Against Brutalism

Against Brutalism

It is no coincidence that in Kreuzberg scores of people can be mobilised against town planning concepts. Since the late seventies Kreuzberg has been one of the centres of Berlin’s Hausbesetzer Movement (squatter movement). The argument, which was fought bitterly at times, about how and where one would like to live, has a long tradition in Berlin. The conservative intellectual, Wolf Jobst Siedler, had already given a warning in 1964 about “extinguishing the underlying urban fabric”, which forms the basis of the “emotional city experience”. In his book „Die gemordete Stadt" [The Murdered City] he opposed the modernist idea of the car-friendly city and living in housing estates. Without restraint, he indulged in the nostalgic impulse to glorify the advantages of the old, middle-class city and commented ironically on the excesses of post-war modernism, using the example of West Berlin.

Siedler sarcastically called out his praise for the “functionally inefficient brutalism of the most banal kind”, which he saw in contemporary construction projects, against the “eclectic inscrutability” of Wilhelmine stucco houses. He accused modern city planners of robbing the city of the individual, the artistic and with that eventually the spirit of Europe’s urban civilisation: “Life wants to be repressed, and that too for the sake of aesthetics.”
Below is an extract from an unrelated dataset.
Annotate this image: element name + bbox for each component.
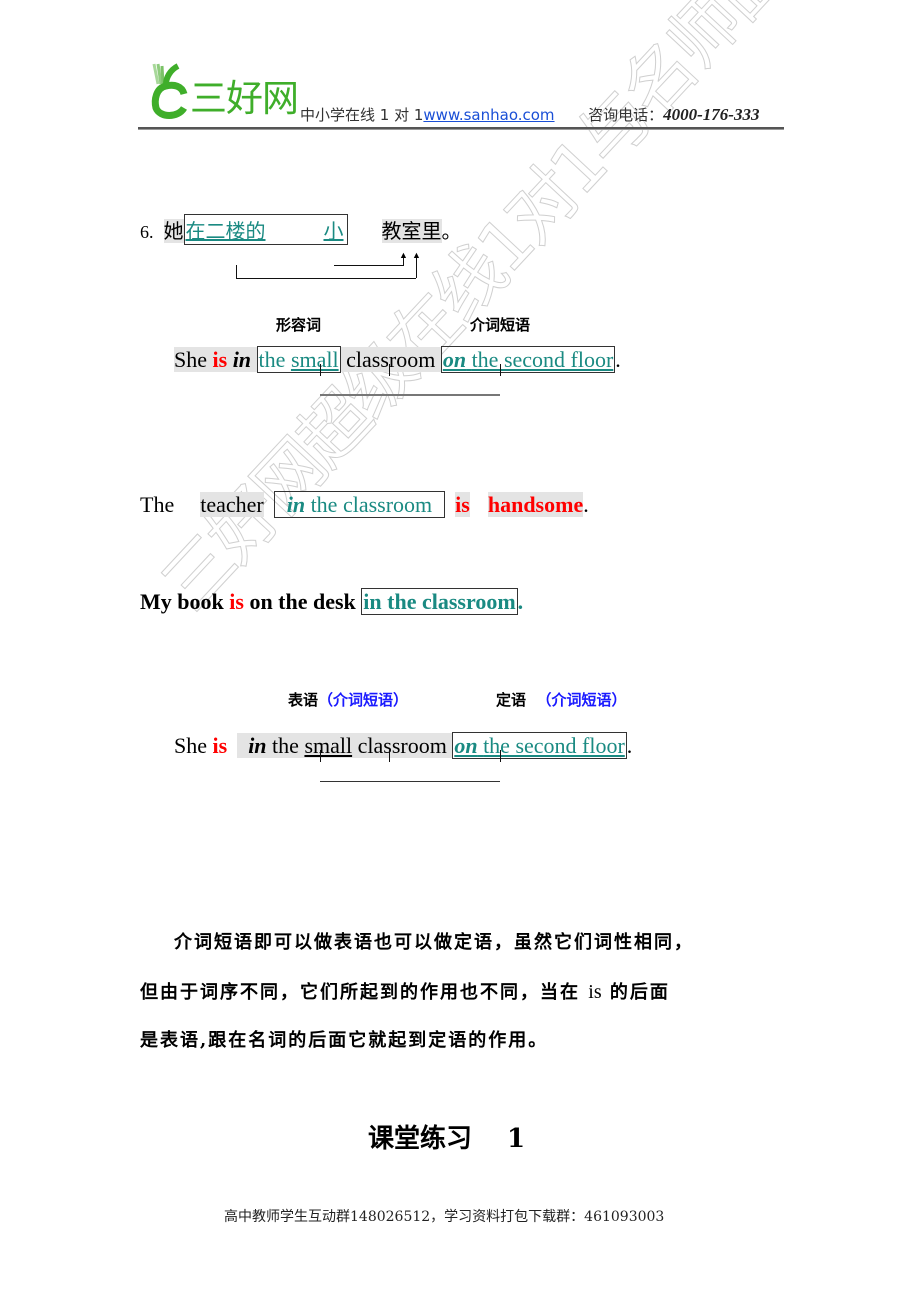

However, in the end it wasn’t ironists like Siedler who radically championed the preservation of the old structure. In the sixties, Berlin was the scene of massive conflicts between the State and students, press and young left-wing intellectuals. After the uprising in 1968, a colourful biotope developed in Berlin where new forms of cohabitation were experimented with. Here, ideas like anti-authoritarian upbringing or working in self-governing small businesses met with the impulse to protect the substance of the old quarters. What the war had left of the old quarters was now being threatened by deterioration and demolition, speculation and city planning.